A wetland is any land area that can hold surface water and support aquatic flora and fauna. In urban spaces, wetlands occur as lakes, ponds, marshlands, and swamps.
The Wonder of Wetlands A wetland is any land area that can hold surface water and support aquatic flora and fauna. In urban spaces, wetlands occur as lakes, ponds, marshlands, and swamps. © TNC

Restoring Sembakkam Lake

We are piloting our restoration efforts on Sembakkam lake, one of the 54 lakes that drain into the Pallikaranai wetland. This 100 acre lake is surrounded by residential colonies and has degraded over time due to excessive silt accumulation, untreated sewage disposal, solid waste dumping and illegal encroachment. Restoring this lake will have multiple benefits for the communities living around and the environment. It will also contribute towards improving the health of its surrounding interconnected lakes and, in turn, the Pallikaranai wetland.

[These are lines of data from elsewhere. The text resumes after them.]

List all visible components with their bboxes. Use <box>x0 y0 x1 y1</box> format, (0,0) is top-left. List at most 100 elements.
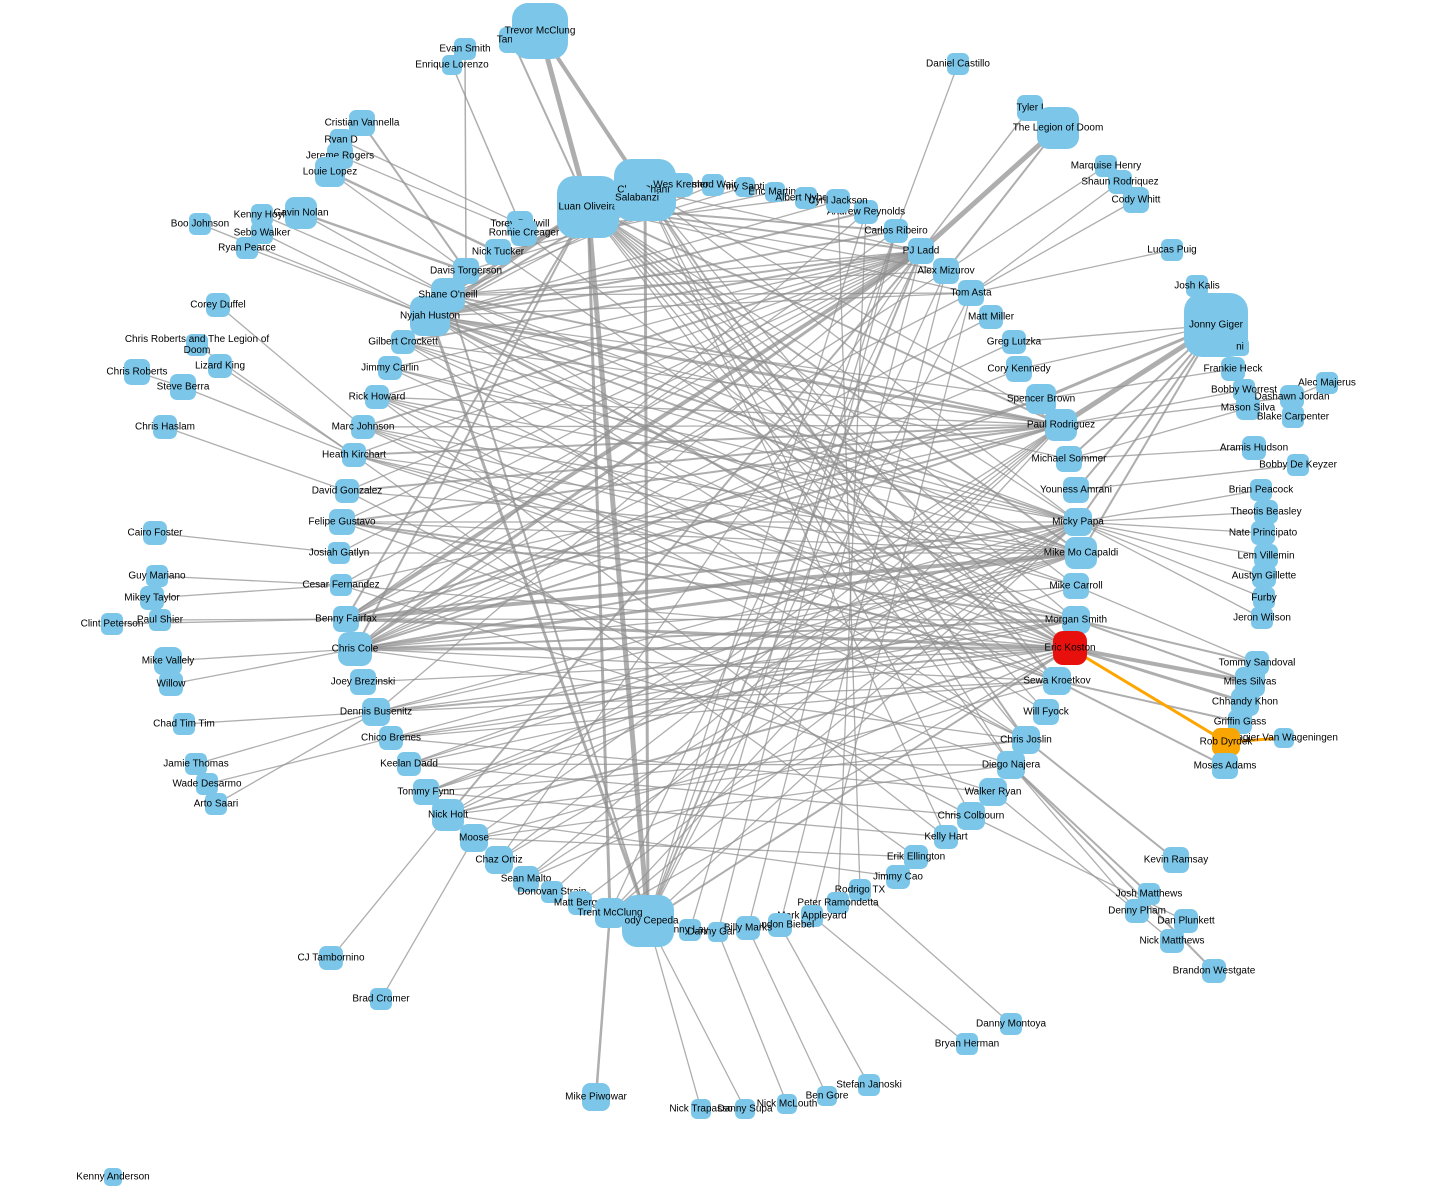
node-nick-holt[interactable] <box>432 799 464 831</box>
node-clint-peterson[interactable] <box>101 613 123 635</box>
node-rob-dyrdek[interactable] <box>1212 728 1240 756</box>
node-daniel-castillo[interactable] <box>947 53 969 75</box>
node-andrew-reynolds[interactable] <box>854 200 878 224</box>
node-brandon-westgate[interactable] <box>1202 959 1226 983</box>
node-corey-duffel[interactable] <box>206 293 230 317</box>
node-greg-lutzka[interactable] <box>1002 330 1026 354</box>
node-heath-kirchart[interactable] <box>342 443 366 467</box>
node-bobby-worrest[interactable] <box>1233 379 1255 401</box>
node-louie-lopez[interactable] <box>315 157 345 187</box>
node-tommy-fynn[interactable] <box>413 779 439 805</box>
node-denny-pham[interactable] <box>1125 899 1149 923</box>
node-mark-appleyard[interactable] <box>801 905 823 927</box>
node-rick-howard[interactable] <box>365 385 389 409</box>
node-nate-principato[interactable] <box>1251 521 1275 545</box>
node-chris-roberts[interactable] <box>124 359 150 385</box>
node-eric-martina[interactable] <box>765 182 785 202</box>
node-josh-kalis[interactable] <box>1186 275 1208 297</box>
node-matt-berger[interactable] <box>568 891 592 915</box>
node-peter-ramondetta[interactable] <box>827 892 849 914</box>
node-erik-ellington[interactable] <box>904 845 928 869</box>
node-matt-miller[interactable] <box>979 305 1003 329</box>
node-chico-brenes[interactable] <box>379 726 403 750</box>
node-ni-node[interactable] <box>1231 338 1249 356</box>
node-ronnie-creager[interactable] <box>511 220 537 246</box>
node-dashawn-jordan[interactable] <box>1280 385 1304 409</box>
node-brandon-biebel[interactable] <box>768 913 792 937</box>
node-paul-shier[interactable] <box>149 609 171 631</box>
node-tom-asta[interactable] <box>958 280 984 306</box>
node-dennis-busenitz[interactable] <box>362 698 390 726</box>
node-donovan-strain[interactable] <box>541 881 563 903</box>
node-manny-santiago[interactable] <box>735 177 755 197</box>
node-salabanzi[interactable] <box>624 185 650 211</box>
node-rodrigo-tx[interactable] <box>849 879 871 901</box>
node-trent-mcclung[interactable] <box>595 898 625 928</box>
node-michael-sommer[interactable] <box>1056 446 1082 472</box>
node-paul-rodriguez[interactable] <box>1045 409 1077 441</box>
node-blake-carpenter[interactable] <box>1282 406 1304 428</box>
node-chris-joslin[interactable] <box>1012 726 1040 754</box>
node-jimmy-cao[interactable] <box>886 865 910 889</box>
node-enrique-lorenzo[interactable] <box>442 55 462 75</box>
node-josiah-gatlyn[interactable] <box>328 542 350 564</box>
node-wes-kremer[interactable] <box>669 173 693 197</box>
node-chris-colbourn[interactable] <box>957 802 985 830</box>
node-willow[interactable] <box>159 672 183 696</box>
node-trevor-mcclung[interactable] <box>512 3 568 59</box>
node-mike-mo-capaldi[interactable] <box>1065 537 1097 569</box>
node-mike-vallely[interactable] <box>154 647 182 675</box>
node-albert-nyberg[interactable] <box>795 187 817 209</box>
node-jamie-thomas[interactable] <box>185 753 207 775</box>
node-boo-johnson[interactable] <box>189 213 211 235</box>
node-nick-trapasso[interactable] <box>691 1099 711 1119</box>
node-mike-carroll[interactable] <box>1063 573 1089 599</box>
node-alec-majerus[interactable] <box>1316 372 1338 394</box>
node-evan-smith[interactable] <box>454 38 476 60</box>
node-chris-roberts-legion[interactable] <box>186 334 208 356</box>
node-cristian-vannella[interactable] <box>349 110 375 136</box>
node-nick-mclouth[interactable] <box>777 1094 797 1114</box>
node-luan-oliveira[interactable] <box>557 176 619 238</box>
node-mike-piwowar[interactable] <box>582 1083 610 1111</box>
node-david-gonzalez[interactable] <box>335 479 359 503</box>
node-sean-malto[interactable] <box>513 866 539 892</box>
node-sewa-kroetkov[interactable] <box>1043 667 1071 695</box>
node-kenny-anderson[interactable] <box>104 1168 122 1186</box>
node-moses-adams[interactable] <box>1212 753 1238 779</box>
node-cesar-fernandez[interactable] <box>330 574 352 596</box>
node-marc-johnson[interactable] <box>351 415 375 439</box>
node-cairo-foster[interactable] <box>143 521 167 545</box>
node-moose[interactable] <box>460 824 488 852</box>
node-chaz-ortiz[interactable] <box>485 846 513 874</box>
node-mikey-taylor[interactable] <box>140 586 164 610</box>
node-bryan-herman[interactable] <box>956 1033 978 1055</box>
node-theotis-beasley[interactable] <box>1254 500 1278 524</box>
node-alex-mizurov[interactable] <box>933 258 959 284</box>
node-felipe-gustavo[interactable] <box>329 509 355 535</box>
node-aramis-hudson[interactable] <box>1242 436 1266 460</box>
node-steve-berra[interactable] <box>170 374 196 400</box>
node-youness-amrani[interactable] <box>1063 477 1089 503</box>
node-cory-kennedy[interactable] <box>1006 356 1032 382</box>
node-cody-whitt[interactable] <box>1123 187 1149 213</box>
node-rogier-van-wageningen[interactable] <box>1274 728 1294 748</box>
node-bobby-de-keyzer[interactable] <box>1287 454 1309 476</box>
node-gilbert-crockett[interactable] <box>391 330 415 354</box>
node-walker-ryan[interactable] <box>979 778 1007 806</box>
node-arto-saari[interactable] <box>205 793 227 815</box>
node-eric-koston[interactable] <box>1053 631 1087 665</box>
node-will-fyock[interactable] <box>1033 699 1059 725</box>
node-legion-of-doom[interactable] <box>1037 107 1079 149</box>
node-chris-cole[interactable] <box>338 632 372 666</box>
node-joey-brezinski[interactable] <box>350 669 376 695</box>
node-lizard-king[interactable] <box>208 354 232 378</box>
node-kenny-hoyle[interactable] <box>251 204 273 226</box>
node-chris-haslam[interactable] <box>153 415 177 439</box>
node-jeron-wilson[interactable] <box>1251 607 1273 629</box>
node-danny-supa[interactable] <box>735 1099 755 1119</box>
node-stefan-janoski[interactable] <box>858 1074 880 1096</box>
node-pj-ladd[interactable] <box>908 238 934 264</box>
node-lucas-puig[interactable] <box>1161 239 1183 261</box>
node-davis-torgerson[interactable] <box>453 258 479 284</box>
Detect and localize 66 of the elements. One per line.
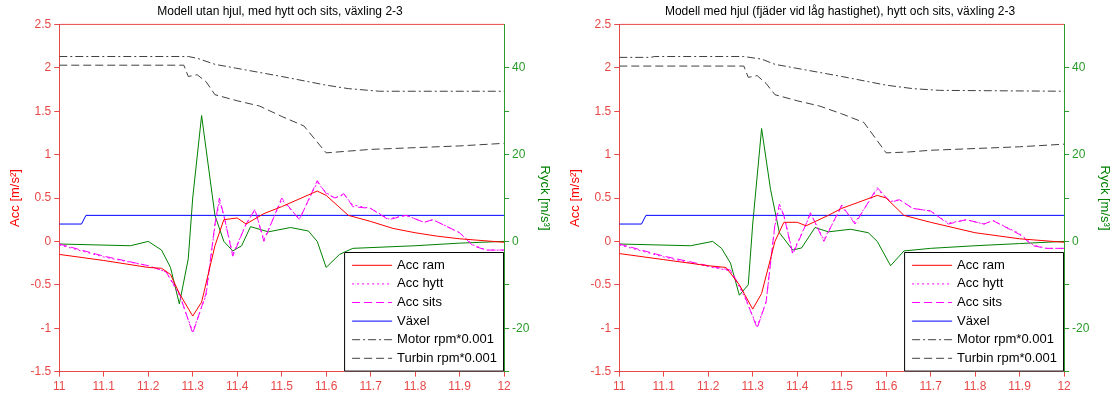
y2-tick-label: 0 xyxy=(512,233,520,248)
x-tick-label: 11.9 xyxy=(448,379,472,394)
x-tick-label: 11.2 xyxy=(137,379,160,394)
y2-axis-title: Ryck [m/s³] xyxy=(1097,165,1113,231)
legend-label: Acc hytt xyxy=(397,275,444,291)
legend-label: Växel xyxy=(397,312,430,328)
x-tick-label: 11.4 xyxy=(785,379,809,394)
x-tick-label: 12 xyxy=(497,379,512,394)
x-tick-label: 11.6 xyxy=(314,379,338,394)
y-tick-label: 1 xyxy=(604,146,612,161)
y-tick-label: 2 xyxy=(44,60,52,75)
y2-tick-label: 40 xyxy=(1072,60,1086,75)
x-tick-label: 11 xyxy=(613,379,626,394)
y2-tick-label: -20 xyxy=(512,320,530,335)
y2-tick-label: -20 xyxy=(1072,320,1090,335)
x-tick-label: 11.1 xyxy=(92,379,116,394)
chart-title: Modell med hjul (fjäder vid låg hastighet), hytt och sits, växling 2-3 xyxy=(664,3,1016,18)
y-axis-title: Acc [m/s²] xyxy=(7,169,23,227)
legend-label: Motor rpm*0.001 xyxy=(397,331,494,347)
y-tick-label: 1.5 xyxy=(594,103,612,118)
y-tick-label: -0.5 xyxy=(590,277,612,292)
x-tick-label: 11.2 xyxy=(697,379,720,394)
x-tick-label: 11.8 xyxy=(403,379,427,394)
x-tick-label: 11.1 xyxy=(652,379,676,394)
legend-label: Turbin rpm*0.001 xyxy=(957,349,1058,365)
legend-label: Turbin rpm*0.001 xyxy=(397,349,498,365)
x-tick-label: 11.5 xyxy=(830,379,854,394)
y-tick-label: 2.5 xyxy=(34,16,52,31)
x-tick-label: 11.8 xyxy=(963,379,987,394)
y-axis-title: Acc [m/s²] xyxy=(567,169,583,227)
x-tick-label: 11.7 xyxy=(919,379,943,394)
x-tick-label: 11.4 xyxy=(225,379,249,394)
y-tick-label: 1 xyxy=(44,146,52,161)
legend-label: Motor rpm*0.001 xyxy=(957,331,1054,347)
y-tick-label: -1 xyxy=(600,320,612,335)
x-tick-label: 11.6 xyxy=(874,379,898,394)
y2-axis-title: Ryck [m/s³] xyxy=(537,165,553,231)
chart-title: Modell utan hjul, med hytt och sits, växling 2-3 xyxy=(157,3,404,18)
y-tick-label: 0.5 xyxy=(594,190,612,205)
y2-tick-label: 20 xyxy=(1072,146,1086,161)
y-tick-label: 1.5 xyxy=(34,103,52,118)
y2-tick-label: 40 xyxy=(512,60,526,75)
y2-tick-label: 0 xyxy=(1072,233,1080,248)
legend-label: Acc ram xyxy=(957,256,1005,272)
y-tick-label: 2 xyxy=(604,60,612,75)
y-tick-label: -1.5 xyxy=(30,363,52,378)
x-tick-label: 11.3 xyxy=(181,379,205,394)
y-tick-label: 0 xyxy=(604,233,612,248)
y-tick-label: 2.5 xyxy=(594,16,612,31)
legend-label: Växel xyxy=(957,312,990,328)
x-tick-label: 11.9 xyxy=(1008,379,1032,394)
y-tick-label: 0 xyxy=(44,233,52,248)
y2-tick-label: 20 xyxy=(512,146,526,161)
y-tick-label: 0.5 xyxy=(34,190,52,205)
y-tick-label: -1.5 xyxy=(590,363,612,378)
y-tick-label: -0.5 xyxy=(30,277,52,292)
legend-label: Acc hytt xyxy=(957,275,1004,291)
x-tick-label: 11.3 xyxy=(741,379,765,394)
x-tick-label: 11 xyxy=(53,379,66,394)
legend-label: Acc ram xyxy=(397,256,445,272)
x-tick-label: 11.5 xyxy=(270,379,294,394)
x-tick-label: 12 xyxy=(1057,379,1072,394)
legend-label: Acc sits xyxy=(397,294,443,310)
legend-label: Acc sits xyxy=(957,294,1003,310)
y-tick-label: -1 xyxy=(40,320,52,335)
x-tick-label: 11.7 xyxy=(359,379,383,394)
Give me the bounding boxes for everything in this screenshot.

“What’s unique about our approach is that we are undertaking a scientific study of roughly 12 sq km area around Sembakkam which forms the watershed of this lake," says Alpana Jain, Manager of our Cities Programme and lead for this project. "This will enable us to identify interventions that improve the hydrology and natural habitats of the entire watershed, along with addressing environmental challenges faced by the lake.”

Under the leadership of IIT Madras, we will understand the water quality, groundwater levels, soil composition and depth, sources of siltation and sewage, and blockages in inlet and outlet channels connecting Sembakkam to other lakes. Along with the standard interventions such as removing silt, weeds and cleaning up solid waste from the area, we will also address critical issues of sewage discharge through natural treatment methods such as constructed wetlands and floating islands integrated with DEWATS system. A strong focus will be to find solutions together with the local authorities by presenting scientific data about the impact of sewage discharge on the lake’s health. Further, we will re-establish connectivity between Sembakkam and surrounding lakes which together flow into the Pallikaranai wetland by unblocking inlet and outlet channels, thereby improving the hydrology of the entire region.

Engaging communities for long-term impact

The local communities living around Sembakkam lake are its real custodians who can play an important role in ensuring maintenance of the lake once it is revived to good health. Without their support, these restoration efforts will not have a lasting impact.

“We are regularly engaging with community members to encourage participation in restoration from the start," says Nisha Priya, Project Manager, who is overseeing project implementation on the ground. "We aim to involve them in clean-up drives to remove solid waste, conduct surveys to document the biodiversity around the lake, undertake health assessment of the lake to measure water quality and participate in plantation drives to improve the natural habitat around the lake. We want to inculcate a sense of responsibility among the community towards their lake and experience the ecosystem services it provides towards their well-being.”

We are regularly engaging with community members to encourage participation in restoration from the start.

Project Manager

Catalysing impact at scale

Our long-term vision is to catalyse science-based wetland restoration efforts across the city, so its wetlands can provide ecosystem services for people and nature. To this end, we are creating a knowledge network to gather experiences on wetland restoration efforts from diverse stakeholders.

We will use this information, along with our own experience at Sembakkam lake to create a set of wetland restoration best practice guidelines. We aim to present this to the Corporation of Chennai as a tried and tested wetland restoration model that can inform their efforts across the city.